Round One Observations from the U.S. Open
Updated: Thu 6/14/2012 10:31 pm
Now that was a long day of golf. The day started bright and early at The Olympic Club and 13 hours, 24 minutes later Round One was officially in the books at the 2012 United States Open. In four previous U.S. Open Championships held at The Olympic Club, only 4 players finished in red numbers. Heading into Round Two, a total of 6 players currently have bettered par, headlined by Michael Thompson who holds a 3 shot lead after a first round, 4-under par 66.
Thompson's round was quite impressive featuring 7 birdies and 3 bogeys. But the U.S. Open has seen many surprise 18-hole leaders fade quickly into the sunset, so Thompson has a lot to validate in Friday's round.

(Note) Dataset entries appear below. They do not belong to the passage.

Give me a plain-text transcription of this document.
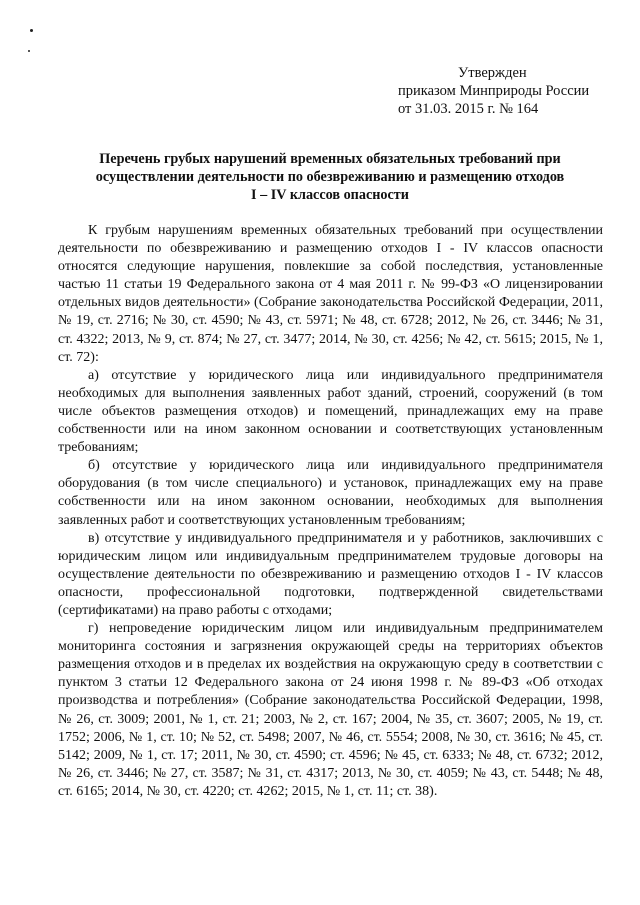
Утвержден
приказом Минприроды России
от 31.03. 2015 г. № 164
Перечень грубых нарушений временных обязательных требований при
осуществлении деятельности по обезвреживанию и размещению отходов
I – IV классов опасности

К грубым нарушениям временных обязательных требований при осуществлении деятельности по обезвреживанию и размещению отходов I - IV классов опасности относятся следующие нарушения, повлекшие за собой последствия, установленные частью 11 статьи 19 Федерального закона от 4 мая 2011 г. № 99-ФЗ «О лицензировании отдельных видов деятельности» (Собрание законодательства Российской Федерации, 2011, № 19, ст. 2716; № 30, ст. 4590; № 43, ст. 5971; № 48, ст. 6728; 2012, № 26, ст. 3446; № 31, ст. 4322; 2013, № 9, ст. 874; № 27, ст. 3477; 2014, № 30, ст. 4256; № 42, ст. 5615; 2015, № 1, ст. 72):

а) отсутствие у юридического лица или индивидуального предпринимателя необходимых для выполнения заявленных работ зданий, строений, сооружений (в том числе объектов размещения отходов) и помещений, принадлежащих ему на праве собственности или на ином законном основании и соответствующих установленным требованиям;

б) отсутствие у юридического лица или индивидуального предпринимателя оборудования (в том числе специального) и установок, принадлежащих ему на праве собственности или на ином законном основании, необходимых для выполнения заявленных работ и соответствующих установленным требованиям;

в) отсутствие у индивидуального предпринимателя и у работников, заключивших с юридическим лицом или индивидуальным предпринимателем трудовые договоры на осуществление деятельности по обезвреживанию и размещению отходов I - IV классов опасности, профессиональной подготовки, подтвержденной свидетельствами (сертификатами) на право работы с отходами;

г) непроведение юридическим лицом или индивидуальным предпринимателем мониторинга состояния и загрязнения окружающей среды на территориях объектов размещения отходов и в пределах их воздействия на окружающую среду в соответствии с пунктом 3 статьи 12 Федерального закона от 24 июня 1998 г. № 89-ФЗ «Об отходах производства и потребления» (Собрание законодательства Российской Федерации, 1998, № 26, ст. 3009; 2001, № 1, ст. 21; 2003, № 2, ст. 167; 2004, № 35, ст. 3607; 2005, № 19, ст. 1752; 2006, № 1, ст. 10; № 52, ст. 5498; 2007, № 46, ст. 5554; 2008, № 30, ст. 3616; № 45, ст. 5142; 2009, № 1, ст. 17; 2011, № 30, ст. 4590; ст. 4596; № 45, ст. 6333; № 48, ст. 6732; 2012, № 26, ст. 3446; № 27, ст. 3587; № 31, ст. 4317; 2013, № 30, ст. 4059; № 43, ст. 5448; № 48, ст. 6165; 2014, № 30, ст. 4220; ст. 4262; 2015, № 1, ст. 11; ст. 38).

Rounds I was impressed with -
Woods fires a 1-under par, 69 in which he looked totally in control of his golf ball. While many players were fighting to put their ball in the fairway, Woods was leaning right and left on the tee asking his ball to hit the right mound in the fairway so he had the proper angle into the green. Simply put, he was dialed in beginning with this first show. Despite the distractions of Mickelson and Watson who were shooting themselves out of the tournament, Woods stuck to his conservative game plan off the tee to find 10 of 14 fairways. Two of the fairways he missed his ball was left in the first cut, in position "A" so let's consider it really 12 of 14 for the purpose of our evaluation. Tiger's officially the guy to beat in the 2012 U.S. Open.
Matt Kuchar has been one of the tour's most consistent players over the past two years and he showed why on Thursday, playing in the afternoon at The Olympic Club. Kuchar hit 14 of 18 greens and 7 of 14 fairway to go with his 32 putts for an even par, 70. His round featured two bogeys and two birdies, with many opportunities left on the golf course.
Nobody will need to remind Westwood how difficult the first 6 holes are at this year's U.S. Open. Standing on the short par 4, 7th, Westwood was already 4-over par for the championship and in danger of shooting himself out of the tournament with just a few more loose swings. Westwood made birdie on the drive able par 4, yet gave it back on the par 4, 9th to turn at 4-over. Here is where Westwood impressed me, by posting 7 consecutive pars on holes 10-16, followed by a great up and down from the greenside bunker on 17 to make birdie. After an errant tee shot on 18, Westwood drilled a short iron to the back half of the 18th green where he would two putt for par, finishing at 3-over for the round, only 4 shots behind the group at 1-under par. (No offense to Michael Thompson, but the lead is essentially at 1-under as far as I'm concerned).
I wasn't at Olympic Club to see how the Manchester, MO native struggled on the par 4, 2nd hole in route to a triple bogey, 7. Nor have I spoke with Scott or anyone who witnessed the difficult time had in the early part of his round. Yet what I do know is Langley was playing in only his second U.S. Open Championship, teed off in the first group off the front nine and within minutes of starting his championship was already behind the eight ball. How Langley responded was impressive as he kept his composure to finish at 6-over par for the day and still in the hunt to make the cut at another U.S. Open. Remember, Langley finished tied as low amateur with Russell Henley in his previous U.S. Open appearance. He's not going anywhere anytime soon, so look for a solid bounce back round from Langley on Friday.